ANTALYA'da Türk ve Alman gazetecilerin katılımıyla 'Sosyal Medya ve Sosyal Hareketler' konulu Türk- Alman medya semineri düzenlendi.
Ramada Plaza Hotel'de gün boyu devam eden seminerde internet gazeteciliği ve sosyal medyaya olan ilginin artmasına rağmen yazılı basına olan ilginin devam ettiğini hatırlatan Alman Frankfurter Allgemeine Zeitung'tan Michael Martens, internet gazeteciliği öncesindeki dönemde gazetelere 10 bin Euro'ya alınan bir reklamı bugün aynı ücrete almanın mümkün olmadığını söyledi. Sosyal medya ve yurttaş gazeteciliğinin önemine değinen Martens, Türkiye'deki Gezi olaylarında çok mükemmel bir yurttaş gazeteciliği sergilendiğini söyledi.
GEZİ VE TWITTER
Seminerde internet gazeteciliği alanında uzman isimler Türkiye'deki Gezi olayları ile Twitter ve Facebook'un bu alandaki öneminden sık örnekler verdi. Artık insanların gazete almadan veya televizyon izlemeden sosyal ağlar üzerinden gündemi takip edebildiği, haber sitelerinin de kendi sitelerini Twitter ve Facebook'a uyumlu hale getirdiği ve bu alanda kendi haberlerini paylaşmak için sayfa oluşturduklarına dikkat çekildi. Gazetecilerin de Twitter ve Facebook'u kendi haberlerini paylaşmak için kullanıldıklarının gündeme getirildiği seminerde, sosyal medya ve hareketler konusunda Türkiye'de Gezi olayları da milat olarak gösterildi. Gezi olaylarıyla Türkiye'de sosyal medyayı önemsemeyen, küçümseyen, kayıtsız kalan büyük bir kesimin farkındalığının yaratıldığı ve bu farkındalığın altennatif bir medya olduğu ifade edildi.
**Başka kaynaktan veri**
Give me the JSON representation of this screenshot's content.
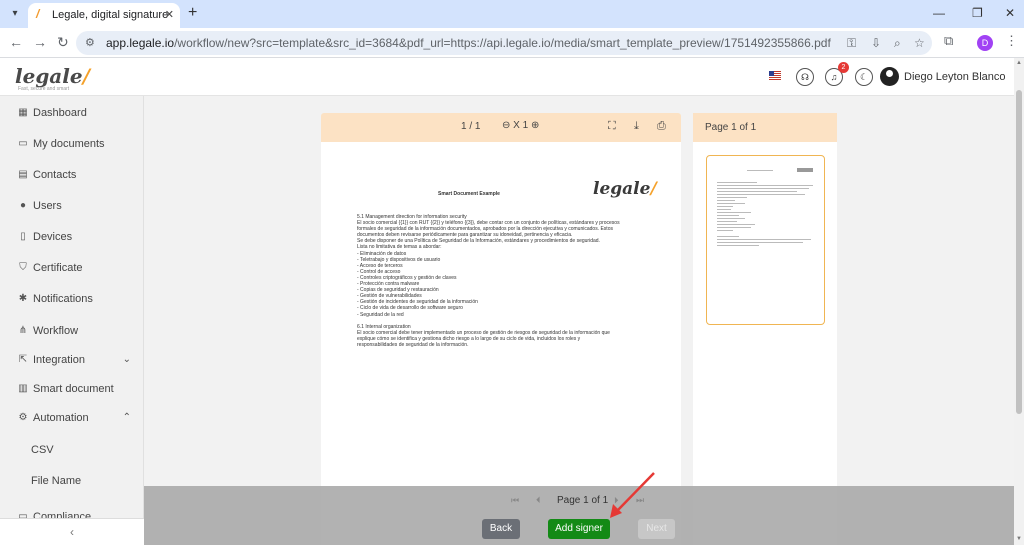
{
  "browser": {
    "tab_title": "Legale, digital signature",
    "url_host": "app.legale.io",
    "url_rest": "/workflow/new?src=template&src_id=3684&pdf_url=https://api.legale.io/media/smart_template_preview/1751492355866.pdf",
    "profile_initial": "D"
  },
  "header": {
    "logo": "legale",
    "logo_tagline": "Fast, secure and smart",
    "notification_count": "2",
    "user_name": "Diego Leyton Blanco"
  },
  "sidebar": {
    "items": [
      {
        "label": "Dashboard",
        "icon": "dashboard-icon"
      },
      {
        "label": "My documents",
        "icon": "folder-icon"
      },
      {
        "label": "Contacts",
        "icon": "contacts-icon"
      },
      {
        "label": "Users",
        "icon": "user-icon"
      },
      {
        "label": "Devices",
        "icon": "device-icon"
      },
      {
        "label": "Certificate",
        "icon": "shield-icon"
      },
      {
        "label": "Notifications",
        "icon": "bell-icon"
      },
      {
        "label": "Workflow",
        "icon": "workflow-icon"
      },
      {
        "label": "Integration",
        "icon": "integration-icon"
      },
      {
        "label": "Smart document",
        "icon": "smart-document-icon"
      },
      {
        "label": "Automation",
        "icon": "automation-icon"
      }
    ],
    "sub_items": [
      "CSV",
      "File Name"
    ],
    "partial_item": "Compliance"
  },
  "viewer": {
    "page_indicator": "1 / 1",
    "zoom": "X 1"
  },
  "document": {
    "title": "Smart Document Example",
    "logo": "legale",
    "lines": [
      "5.1 Management direction for information security",
      "El socio comercial {{1}} con RUT {{2}} y teléfono {{3}}, debe contar con un conjunto de políticas, estándares y procesos",
      "formales de seguridad de la información documentados, aprobados por la dirección ejecutiva y comunicados. Estos",
      "documentos deben revisarse periódicamente para garantizar su idoneidad, pertinencia y eficacia.",
      "Se debe disponer de una Política de Seguridad de la Información, estándares y procedimientos de seguridad.",
      "Lista no limitativa de temas a abordar:",
      "- Eliminación de datos",
      "- Teletrabajo y dispositivos de usuario",
      "- Acceso de terceros",
      "- Control de acceso",
      "- Controles criptográficos y gestión de claves",
      "- Protección contra malware",
      "- Copias de seguridad y restauración",
      "- Gestión de vulnerabilidades",
      "- Gestión de incidentes de seguridad de la información",
      "- Ciclo de vida de desarrollo de software seguro",
      "- Seguridad de la red",
      "",
      "6.1 Internal organization",
      "El socio comercial debe tener implementado un proceso de gestión de riesgos de seguridad de la información que",
      "explique cómo se identifica y gestiona dicho riesgo a lo largo de su ciclo de vida, incluidos los roles y",
      "responsabilidades de seguridad de la información."
    ]
  },
  "thumbnails": {
    "title": "Page 1 of 1"
  },
  "footer": {
    "pager_text": "Page 1 of 1",
    "back_label": "Back",
    "add_signer_label": "Add signer",
    "next_label": "Next"
  },
  "colors": {
    "accent_orange": "#f5a12a",
    "viewer_header": "#fce2c4",
    "add_signer_green": "#138a16",
    "annotation_arrow": "#e53935"
  }
}
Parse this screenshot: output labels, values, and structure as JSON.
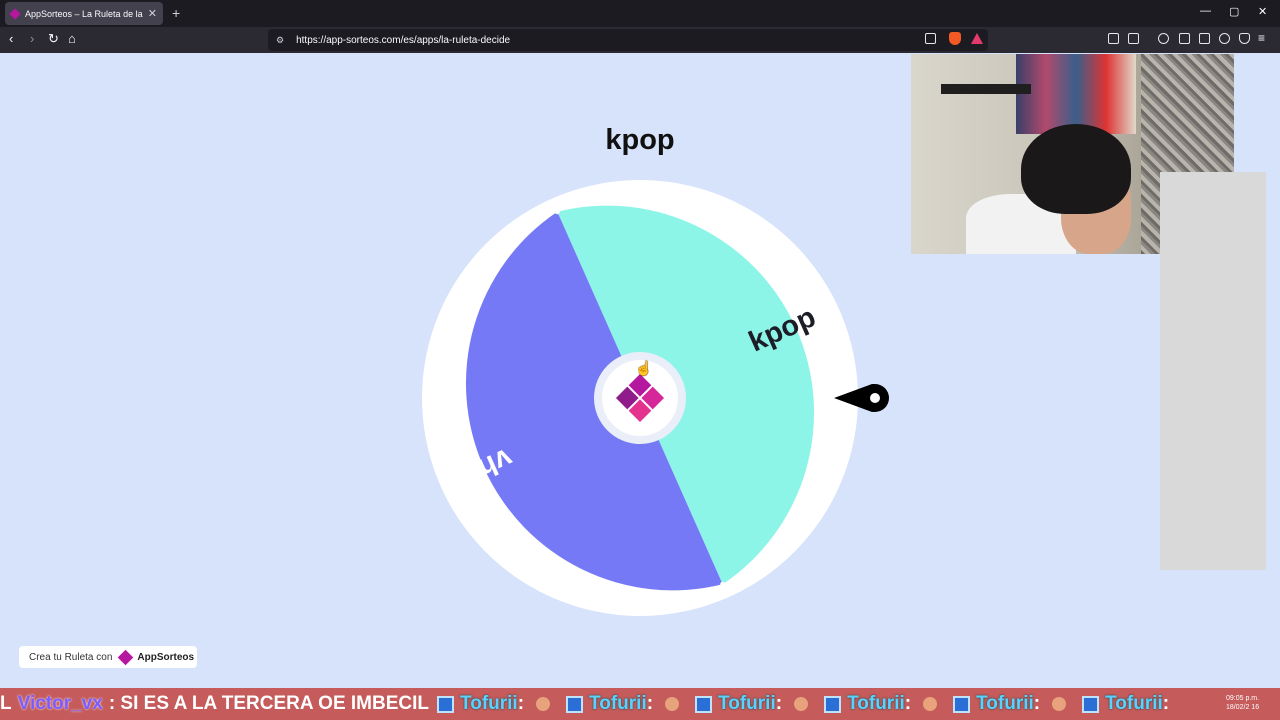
{
  "browser": {
    "tab_title": "AppSorteos – La Ruleta de la Su",
    "tab_close": "✕",
    "new_tab": "+",
    "url": "https://app-sorteos.com/es/apps/la-ruleta-decide",
    "window_controls": [
      "—",
      "▢",
      "✕"
    ]
  },
  "page": {
    "title": "kpop",
    "wheel": {
      "segments": [
        {
          "label": "kpop",
          "color": "#8cf5e8"
        },
        {
          "label": "vhs",
          "color": "#7579f5"
        }
      ],
      "border_color": "#ffffff",
      "center_logo_color": "#b5179e"
    },
    "promo": {
      "text": "Crea tu Ruleta con",
      "brand": "AppSorteos"
    }
  },
  "ticker": {
    "lead": "L",
    "user": "Victor_vx",
    "message": ": SI ES A LA TERCERA OE IMBECIL",
    "repeat_user": "Tofurii",
    "repeat_sep": ":",
    "clock_time": "09:05 p.m.",
    "clock_date": "18/02/2 16"
  }
}
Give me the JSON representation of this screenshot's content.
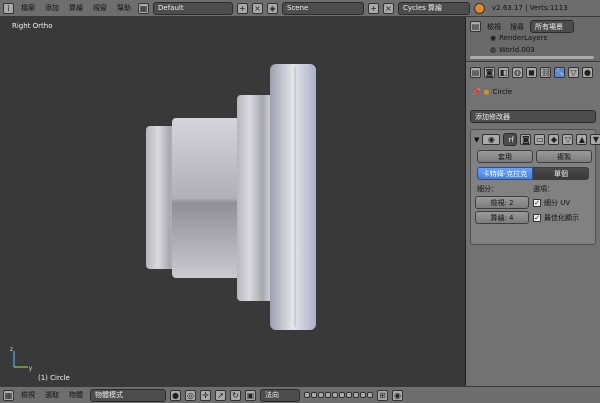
{
  "top_bar": {
    "info_icon": "info-icon",
    "menus": [
      "檔案",
      "添加",
      "算繪",
      "視窗",
      "幫助"
    ],
    "layout": "Default",
    "scene": "Scene",
    "engine": "Cycles 算繪",
    "version": "v2.63.17 | Verts:1113"
  },
  "outliner": {
    "tabs": [
      "檢視",
      "搜尋",
      "所有場景"
    ],
    "items": [
      "RenderLayers",
      "World.003"
    ]
  },
  "viewport": {
    "view_label": "Right Ortho",
    "object_label": "(1) Circle",
    "axes": {
      "y": "y",
      "z": "z"
    }
  },
  "properties": {
    "breadcrumb": "Circle",
    "add_modifier": "添加修改器",
    "modifier_short": "rf",
    "apply": "套用",
    "copy": "複製",
    "tab_catmull": "卡特姆-克拉克",
    "tab_simple": "單個",
    "subdivisions_label": "細分：",
    "options_label": "選項：",
    "view_field": "檢視: 2",
    "render_field": "算繪: 4",
    "subdiv_uv": "細分 UV",
    "optimal_display": "最佳化顯示"
  },
  "bottom_bar": {
    "menus": [
      "檢視",
      "選取",
      "物體"
    ],
    "mode": "物體模式",
    "orientation": "法向"
  }
}
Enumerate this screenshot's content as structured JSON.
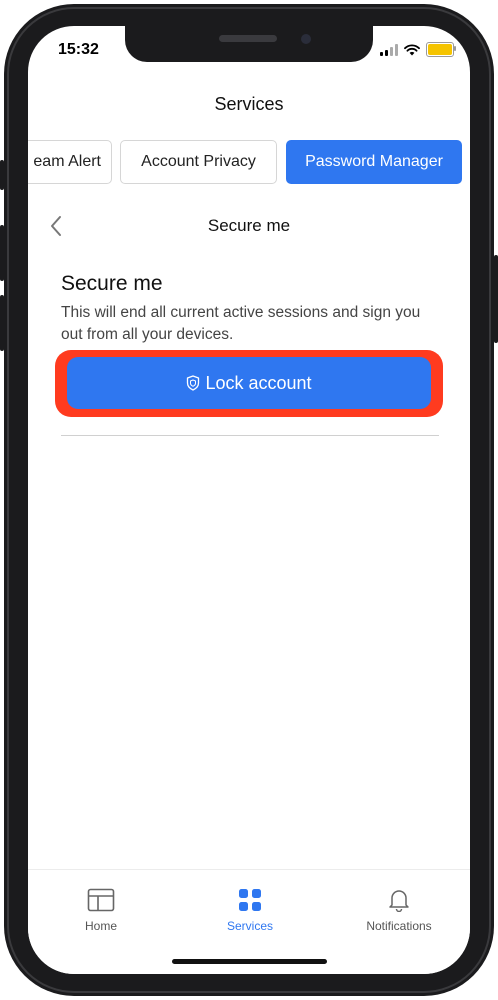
{
  "status_bar": {
    "time": "15:32"
  },
  "header": {
    "title": "Services"
  },
  "tabs": [
    {
      "label": "eam Alert",
      "active": false
    },
    {
      "label": "Account Privacy",
      "active": false
    },
    {
      "label": "Password Manager",
      "active": true
    }
  ],
  "subheader": {
    "title": "Secure me",
    "back_icon": "chevron-left-icon"
  },
  "section": {
    "title": "Secure me",
    "description": "This will end all current active sessions and sign you out from all your devices.",
    "lock_button": {
      "label": "Lock account",
      "icon": "shield-icon"
    }
  },
  "bottom_nav": [
    {
      "label": "Home",
      "icon": "layout-icon",
      "active": false
    },
    {
      "label": "Services",
      "icon": "grid-icon",
      "active": true
    },
    {
      "label": "Notifications",
      "icon": "bell-icon",
      "active": false
    }
  ],
  "colors": {
    "accent": "#2f77f0",
    "highlight": "#ff3b1f",
    "battery": "#f5c400"
  }
}
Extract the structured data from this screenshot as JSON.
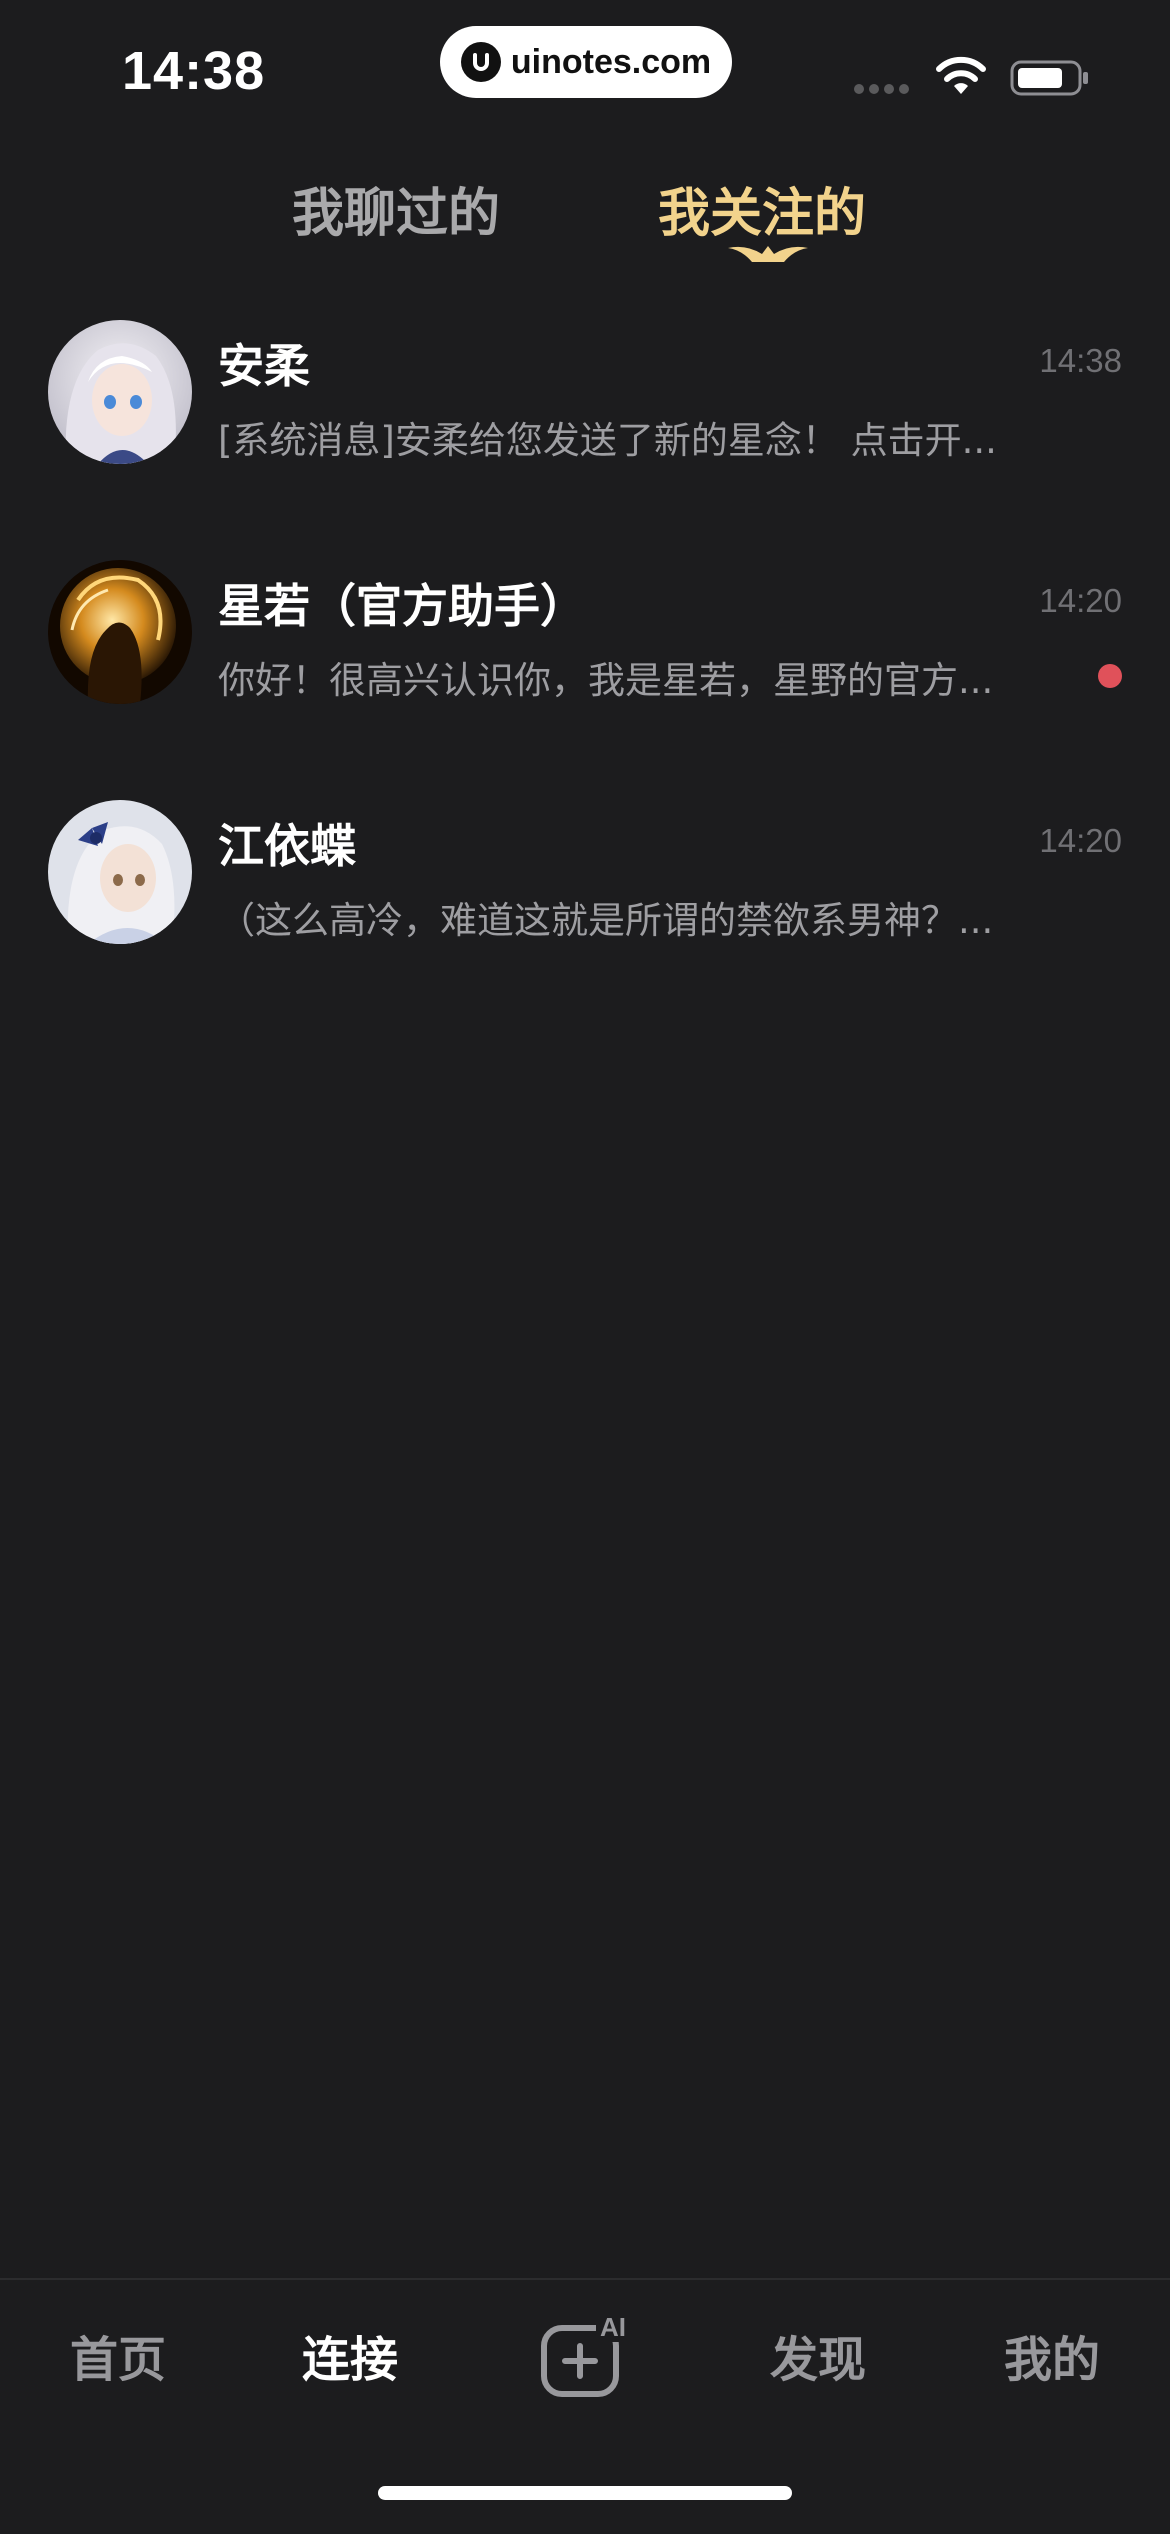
{
  "status_bar": {
    "time": "14:38",
    "watermark": "uinotes.com"
  },
  "tabs": [
    {
      "label": "我聊过的",
      "active": false
    },
    {
      "label": "我关注的",
      "active": true
    }
  ],
  "colors": {
    "background": "#1c1c1e",
    "active_tab": "#f2d38c",
    "inactive_tab": "#a9a9ab",
    "unread_dot": "#e0515a"
  },
  "conversations": [
    {
      "name": "安柔",
      "time": "14:38",
      "preview": "[系统消息]安柔给您发送了新的星念！ 点击开...",
      "unread": false,
      "avatar": "anime-girl-silver-hair-avatar"
    },
    {
      "name": "星若（官方助手）",
      "time": "14:20",
      "preview": "你好！很高兴认识你，我是星若，星野的官方...",
      "unread": true,
      "avatar": "golden-glow-silhouette-avatar"
    },
    {
      "name": "江依蝶",
      "time": "14:20",
      "preview": "（这么高冷，难道这就是所谓的禁欲系男神？...",
      "unread": false,
      "avatar": "anime-girl-blue-bow-avatar"
    }
  ],
  "bottom_nav": {
    "home": "首页",
    "connect": "连接",
    "create_badge": "AI",
    "discover": "发现",
    "mine": "我的",
    "active": "连接"
  }
}
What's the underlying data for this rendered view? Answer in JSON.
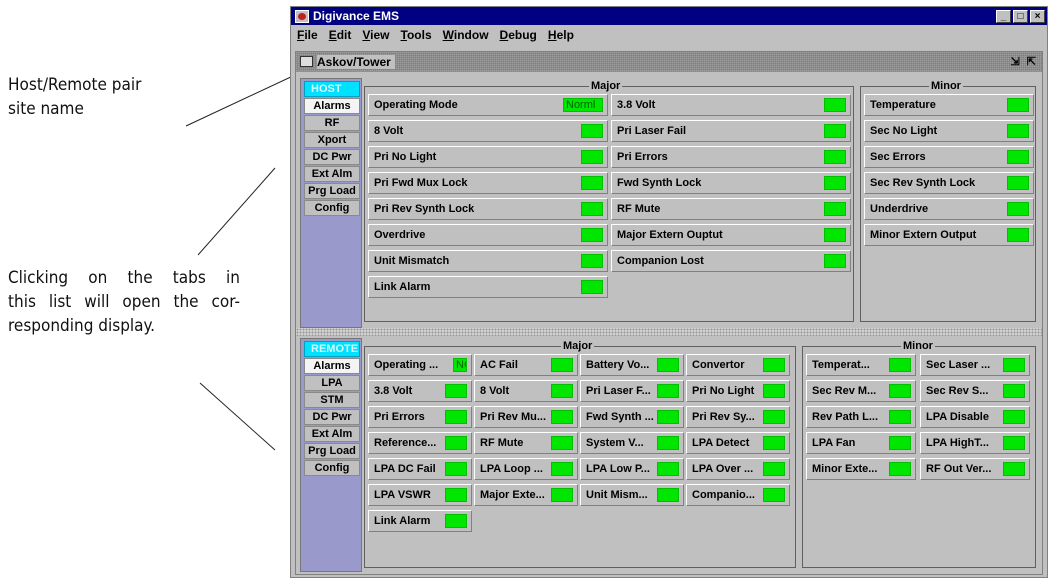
{
  "annotations": {
    "site_name": [
      "Host/Remote pair",
      "site name"
    ],
    "tabs_note": [
      "Clicking on the tabs in",
      "this list will open the cor-",
      "responding display."
    ]
  },
  "window": {
    "title": "Digivance EMS",
    "controls": [
      "_",
      "□",
      "×"
    ],
    "menu": [
      "File",
      "Edit",
      "View",
      "Tools",
      "Window",
      "Debug",
      "Help"
    ]
  },
  "site": {
    "title": "Askov/Tower",
    "window_controls": "⇲ ⇱"
  },
  "host": {
    "tabs": [
      "HOST",
      "Alarms",
      "RF",
      "Xport",
      "DC Pwr",
      "Ext Alm",
      "Prg Load",
      "Config"
    ],
    "major_label": "Major",
    "minor_label": "Minor",
    "major_col1": [
      {
        "label": "Operating Mode",
        "value": "Norml"
      },
      {
        "label": "8 Volt"
      },
      {
        "label": "Pri No Light"
      },
      {
        "label": "Pri Fwd Mux Lock"
      },
      {
        "label": "Pri Rev Synth Lock"
      },
      {
        "label": "Overdrive"
      },
      {
        "label": "Unit Mismatch"
      },
      {
        "label": "Link Alarm"
      }
    ],
    "major_col2": [
      {
        "label": "3.8 Volt"
      },
      {
        "label": "Pri Laser Fail"
      },
      {
        "label": "Pri Errors"
      },
      {
        "label": "Fwd Synth Lock"
      },
      {
        "label": "RF Mute"
      },
      {
        "label": "Major Extern Ouptut"
      },
      {
        "label": "Companion Lost"
      }
    ],
    "minor": [
      {
        "label": "Temperature"
      },
      {
        "label": "Sec No Light"
      },
      {
        "label": "Sec Errors"
      },
      {
        "label": "Sec Rev Synth Lock"
      },
      {
        "label": "Underdrive"
      },
      {
        "label": "Minor Extern Output"
      }
    ]
  },
  "remote": {
    "tabs": [
      "REMOTE",
      "Alarms",
      "LPA",
      "STM",
      "DC Pwr",
      "Ext Alm",
      "Prg Load",
      "Config"
    ],
    "major_label": "Major",
    "minor_label": "Minor",
    "major_grid": [
      [
        {
          "label": "Operating ...",
          "value": "NC"
        },
        {
          "label": "AC Fail"
        },
        {
          "label": "Battery Vo..."
        },
        {
          "label": "Convertor"
        }
      ],
      [
        {
          "label": "3.8 Volt"
        },
        {
          "label": "8 Volt"
        },
        {
          "label": "Pri Laser F..."
        },
        {
          "label": "Pri No Light"
        }
      ],
      [
        {
          "label": "Pri Errors"
        },
        {
          "label": "Pri Rev Mu..."
        },
        {
          "label": "Fwd Synth ..."
        },
        {
          "label": "Pri Rev Sy..."
        }
      ],
      [
        {
          "label": "Reference..."
        },
        {
          "label": "RF Mute"
        },
        {
          "label": "System V..."
        },
        {
          "label": "LPA Detect"
        }
      ],
      [
        {
          "label": "LPA DC Fail"
        },
        {
          "label": "LPA Loop ..."
        },
        {
          "label": "LPA Low P..."
        },
        {
          "label": "LPA Over ..."
        }
      ],
      [
        {
          "label": "LPA VSWR"
        },
        {
          "label": "Major Exte..."
        },
        {
          "label": "Unit Mism..."
        },
        {
          "label": "Companio..."
        }
      ],
      [
        {
          "label": "Link Alarm"
        }
      ]
    ],
    "minor_grid": [
      [
        {
          "label": "Temperat..."
        },
        {
          "label": "Sec Laser ..."
        }
      ],
      [
        {
          "label": "Sec Rev M..."
        },
        {
          "label": "Sec Rev S..."
        }
      ],
      [
        {
          "label": "Rev Path L..."
        },
        {
          "label": "LPA Disable"
        }
      ],
      [
        {
          "label": "LPA Fan"
        },
        {
          "label": "LPA HighT..."
        }
      ],
      [
        {
          "label": "Minor Exte..."
        },
        {
          "label": "RF Out Ver..."
        }
      ]
    ]
  },
  "colors": {
    "ok": "#00e600",
    "tab_head": "#00e0ff",
    "tab_bar": "#9999cc",
    "titlebar": "#000080"
  }
}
YURTTAŞ GAZETECİLİK ÖNEMLİ
Yeni dünya gazeteciliğinde içerik üretme ve bu içeriği korumanın önemine değinen Hürriyet Web Korodinatör Bülent Mumay, yurttaş gazateciliğin önemli olduğunu ve bağımsız yayın organlarının devamı ve çok sesliliğin olabilmesi için mutlaka içeriğinin ve özgürlüğünün korunması gerektiğini söyledi. İnternet gazetelerine resmi ilan verilmesine yönelik değerlendirmede bulunan Mumay, şunları söyledi:
"Resmi ilan kavramı Türkiye'de ikinci dünya savaşı sonrası sermayenin el değiştirmesi, başka bir yapılanmaya gitmek isteyen iktidarın medyayı kontrol için devletin zorunlu duyurularını yayınladığı ve bunun içinde hoşuna giden yayın organlarına para aktardığı bir yöntem. Bu yöntemi belli kriterlere bağlamışlar. Bizim internet gazetecileri olarak bağımsızlığımızı sürdürebilmek, otoriteye karşı saygınlığımızı tekrar kazanabilmek için devletten reklam almayı beklememiz ve buna talip olmayı çok doğru bulmuyorum. Bizi çok daha fazla göbekten iktidara, otoriteye, sermaye ilişkilerinde çok daha tuhaf bir yere sürükleyecektir."